Glossary of AI Terminology

What Are Evaluations (Evals)?

Evaluations (evals)

Evals, or evaluations, are structured tests for measuring the quality of a system, process, or outcome.

In AI applications, evals help teams measure whether a model, agent, or workflow is behaving as expected. An eval usually includes the thing being evaluated, criteria for judging it, and a scoring method that returns a label, score, or explanation.

An eval usually takes an input, an output, and a scoring method, then returns a label (such as "Hallucination – Hallucinated (1), Not Hallucinated (0)") or score with an explanation. The scoring method might be an LLM judge, a deterministic code check, a human review workflow, or a mix of all three.
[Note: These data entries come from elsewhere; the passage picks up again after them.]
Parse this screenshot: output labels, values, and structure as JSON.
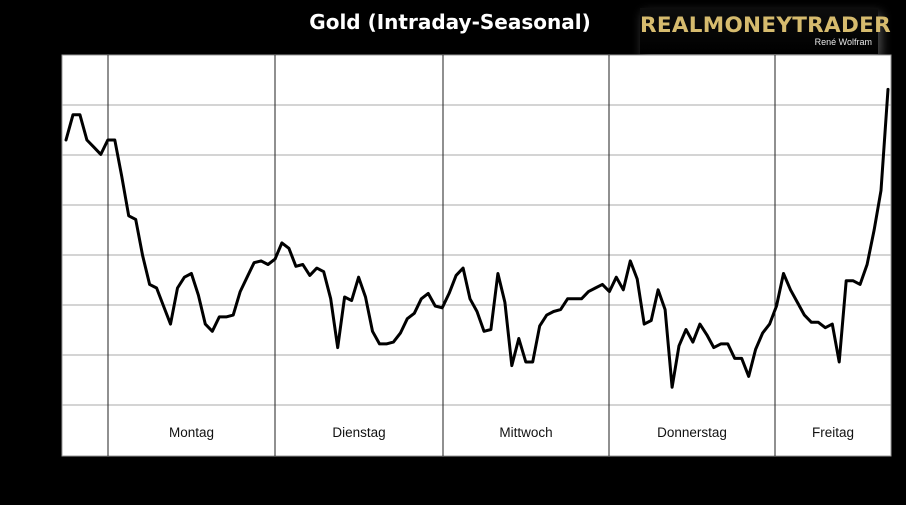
{
  "logo": {
    "brand": "REALMONEYTRADER",
    "author": "René Wolfram",
    "color": "#d6bb6e"
  },
  "chart_data": {
    "type": "line",
    "title": "Gold (Intraday-Seasonal)",
    "xlabel": "",
    "ylabel": "",
    "grid": true,
    "y_ticks_visible": false,
    "line_color": "#000000",
    "days": [
      "Montag",
      "Dienstag",
      "Mittwoch",
      "Donnerstag",
      "Freitag"
    ],
    "ylim": [
      0,
      100
    ],
    "series": [
      {
        "values": [
          82,
          89,
          89,
          82,
          80,
          78,
          82,
          82,
          72,
          61,
          60,
          50,
          42,
          41,
          36,
          31,
          41,
          44,
          45,
          39,
          31,
          29,
          33,
          33,
          33.5,
          40,
          44,
          48,
          48.5,
          47.5,
          49,
          53.5,
          52,
          47,
          47.5,
          44.5,
          46.5,
          45.5,
          38,
          24.5,
          38.5,
          37.5,
          44,
          38.5,
          29,
          25.5,
          25.5,
          26,
          28.5,
          32.5,
          34,
          38,
          39.5,
          36,
          35.5,
          39.5,
          44.5,
          46.5,
          38,
          34.5,
          29,
          29.5,
          45,
          37,
          19.5,
          27,
          20.5,
          20.5,
          30.5,
          33.5,
          34.5,
          35,
          38,
          38,
          38,
          40,
          41,
          42,
          40,
          44,
          40.5,
          48.5,
          43.5,
          31,
          32,
          40.5,
          35,
          13.5,
          25,
          29.5,
          26,
          31,
          28,
          24.5,
          25.5,
          25.5,
          21.5,
          21.5,
          16.5,
          24,
          28.5,
          31,
          36,
          45,
          40.5,
          37,
          33.5,
          31.5,
          31.5,
          30,
          31,
          20.5,
          43,
          43,
          42,
          47.5,
          57,
          68,
          96
        ]
      }
    ]
  }
}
Running a few evals is not the same as having an evaluation practice. A real practice is repeatable, connected to traces and datasets, and wired into the places teams already ship software: development, pull requests, CI/CD, staging, production monitoring, and incident response.
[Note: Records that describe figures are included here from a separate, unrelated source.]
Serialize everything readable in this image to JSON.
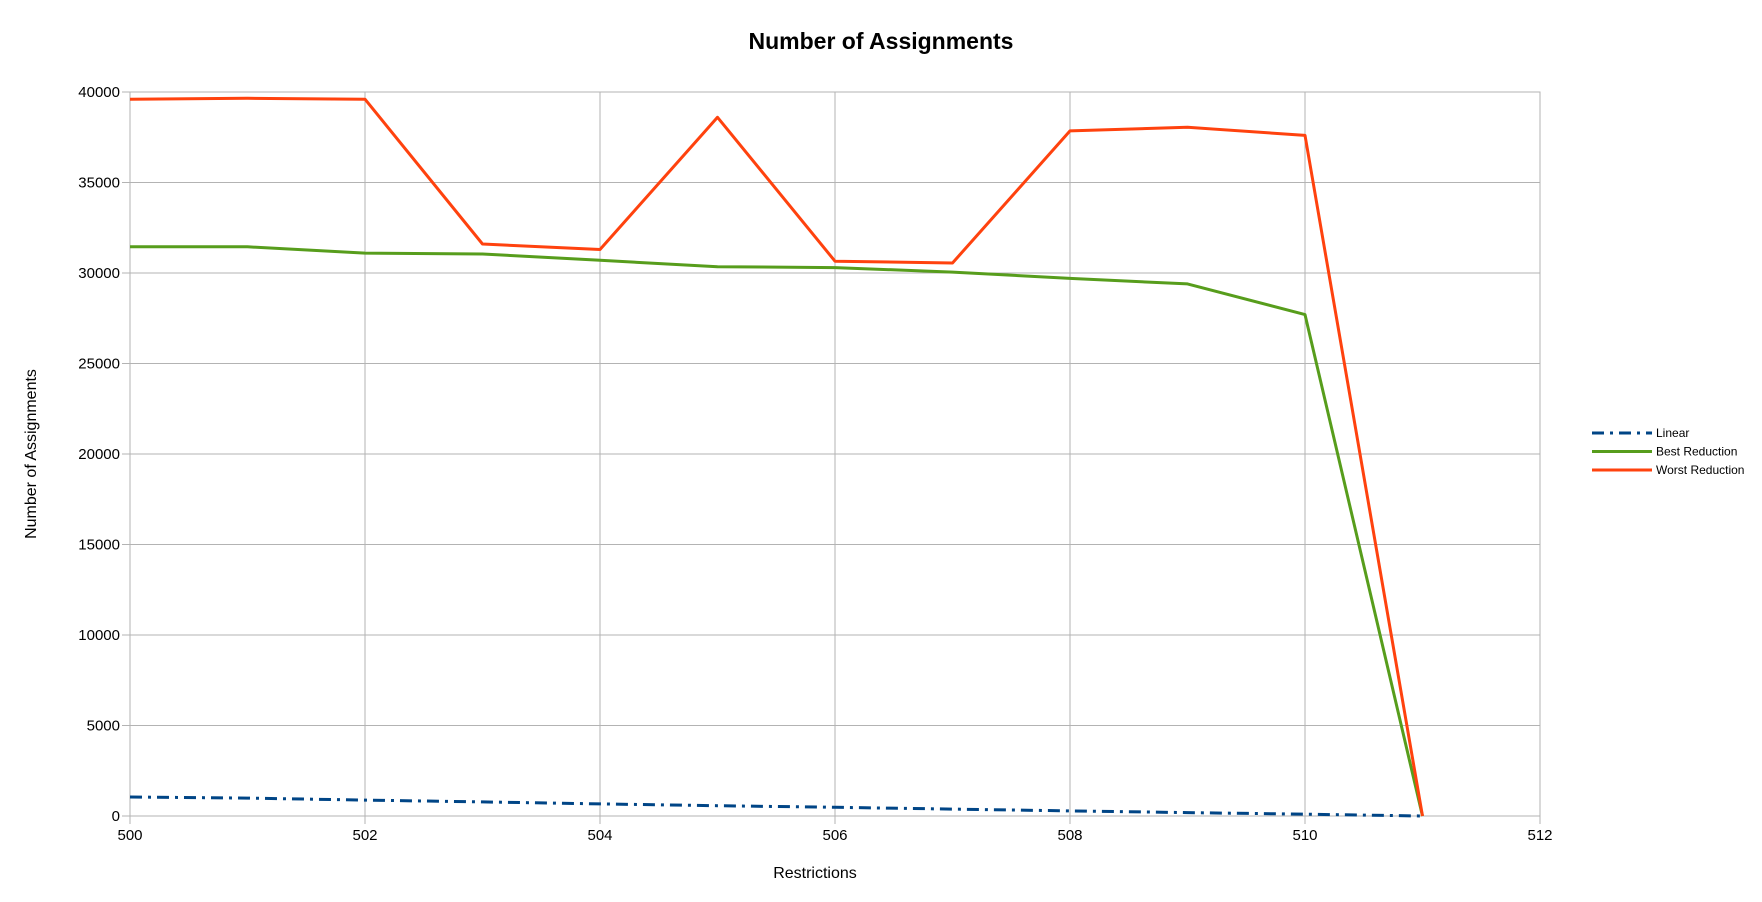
{
  "chart_data": {
    "type": "line",
    "title": "Number of Assignments",
    "xlabel": "Restrictions",
    "ylabel": "Number of Assignments",
    "xlim": [
      500,
      512
    ],
    "ylim": [
      0,
      40000
    ],
    "x_ticks": [
      500,
      502,
      504,
      506,
      508,
      510,
      512
    ],
    "y_ticks": [
      0,
      5000,
      10000,
      15000,
      20000,
      25000,
      30000,
      35000,
      40000
    ],
    "grid": true,
    "legend_position": "right",
    "x": [
      500,
      501,
      502,
      503,
      504,
      505,
      506,
      507,
      508,
      509,
      510,
      511
    ],
    "series": [
      {
        "name": "Linear",
        "color": "#004586",
        "style": "dash-dot",
        "values": [
          1050,
          990,
          880,
          780,
          670,
          570,
          480,
          380,
          280,
          190,
          100,
          0
        ]
      },
      {
        "name": "Best Reduction",
        "color": "#579d1c",
        "style": "solid",
        "values": [
          31450,
          31450,
          31100,
          31050,
          30700,
          30350,
          30300,
          30050,
          29700,
          29400,
          27700,
          0
        ]
      },
      {
        "name": "Worst Reduction",
        "color": "#ff420e",
        "style": "solid",
        "values": [
          39600,
          39650,
          39600,
          31600,
          31300,
          38600,
          30650,
          30550,
          37850,
          38050,
          37600,
          0
        ]
      }
    ]
  }
}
Most importantly, evals are a foundational way of determining if your agent is still working the way you intended. Without evals, agents can regress quietly. A prompt change, model upgrade, tool update, or retrieval change can look harmless and still break the workflow users depend on. Evals can also be used within CI/CD (continuous integration, continuous delivery) pipelines as automated checks that run in production.